The intersection of prime ideals of $R$ containing $A$

Question

Let $R$ be a ring and let $A$ be an ideal of $R$.

The nilradical of $A$ is the intersection of the prime ideals of $R$ containing $A$.

Since, $A$ is contained in every prime ideal of $R$, does it imply that the intersection of the prime ideals of $R$ containing $A$ is equal to $A$ itself? If this is true, then it means that $\operatorname{nilrad}(A) = A$.

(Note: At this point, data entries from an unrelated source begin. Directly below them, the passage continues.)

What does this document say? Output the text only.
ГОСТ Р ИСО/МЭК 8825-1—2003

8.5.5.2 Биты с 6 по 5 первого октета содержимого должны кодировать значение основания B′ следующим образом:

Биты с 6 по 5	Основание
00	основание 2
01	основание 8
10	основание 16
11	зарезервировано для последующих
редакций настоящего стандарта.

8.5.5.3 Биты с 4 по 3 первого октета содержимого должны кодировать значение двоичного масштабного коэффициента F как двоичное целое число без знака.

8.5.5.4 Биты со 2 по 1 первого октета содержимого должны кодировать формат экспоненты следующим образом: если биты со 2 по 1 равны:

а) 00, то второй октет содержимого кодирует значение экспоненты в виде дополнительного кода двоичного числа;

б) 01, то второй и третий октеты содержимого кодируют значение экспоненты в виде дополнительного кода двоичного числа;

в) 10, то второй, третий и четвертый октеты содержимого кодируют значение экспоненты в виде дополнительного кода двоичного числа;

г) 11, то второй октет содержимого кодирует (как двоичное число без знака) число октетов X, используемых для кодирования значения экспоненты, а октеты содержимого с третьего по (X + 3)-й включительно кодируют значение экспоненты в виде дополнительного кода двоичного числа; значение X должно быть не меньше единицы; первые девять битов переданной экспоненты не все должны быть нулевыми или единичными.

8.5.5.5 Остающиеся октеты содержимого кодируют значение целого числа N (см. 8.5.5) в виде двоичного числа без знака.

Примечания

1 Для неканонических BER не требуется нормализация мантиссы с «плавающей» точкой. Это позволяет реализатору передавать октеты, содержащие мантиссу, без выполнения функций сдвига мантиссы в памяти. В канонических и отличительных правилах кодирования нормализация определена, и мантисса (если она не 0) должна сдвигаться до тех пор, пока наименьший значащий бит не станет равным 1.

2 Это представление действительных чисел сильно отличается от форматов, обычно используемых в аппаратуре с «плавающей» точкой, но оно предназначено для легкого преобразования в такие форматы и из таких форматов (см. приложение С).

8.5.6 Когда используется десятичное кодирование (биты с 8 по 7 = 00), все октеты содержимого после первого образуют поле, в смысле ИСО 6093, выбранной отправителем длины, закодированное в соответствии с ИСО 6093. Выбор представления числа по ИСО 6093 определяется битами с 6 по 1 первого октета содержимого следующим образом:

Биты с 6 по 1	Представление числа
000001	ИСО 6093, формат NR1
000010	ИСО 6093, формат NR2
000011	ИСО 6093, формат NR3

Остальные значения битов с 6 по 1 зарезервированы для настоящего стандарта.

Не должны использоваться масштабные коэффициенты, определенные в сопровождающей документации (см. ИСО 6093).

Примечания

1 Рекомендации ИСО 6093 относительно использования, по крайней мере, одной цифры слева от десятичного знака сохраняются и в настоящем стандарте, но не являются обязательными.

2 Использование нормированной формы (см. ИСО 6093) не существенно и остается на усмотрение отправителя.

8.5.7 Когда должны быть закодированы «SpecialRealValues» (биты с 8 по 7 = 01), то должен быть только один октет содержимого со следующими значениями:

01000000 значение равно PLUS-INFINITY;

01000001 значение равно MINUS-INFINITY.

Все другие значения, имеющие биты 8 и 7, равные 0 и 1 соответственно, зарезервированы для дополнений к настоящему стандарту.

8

May you please give me a counterexample to show why this cannot happen?

Thank you in advance.

Answer 1

It is the radical of $A$ that is the intersection of the prime ideals containing $A$ not the nil-radical. The radical is denoted by $\sqrt A$. Always $A\subseteq\sqrt A$ but in general equality doesn't hold.

As an example, in $\Bbb Z$, $\sqrt{n\Bbb Z}=m\Bbb Z$ where $m$ is the product of the prime factors of $n$ (but taken once only).

Answer 2

Consider $A=(0)$ in the ring $R=\mathbb{C}[x]/(x^2)$.

Its nilradical is the prime ideal $(x)$ wich is different from $A$.

Answer 3

The set $\{a\}$ is contained in each of the sets $\{a,b,c\}$, $\{a,b,d\}$, $\{a,b,e\}$. Does that imply that the intersection of $\{a,b,c\}$, $\{a,b,d\}$, $\{a,b,e\}$ is equal to $\{a\}$?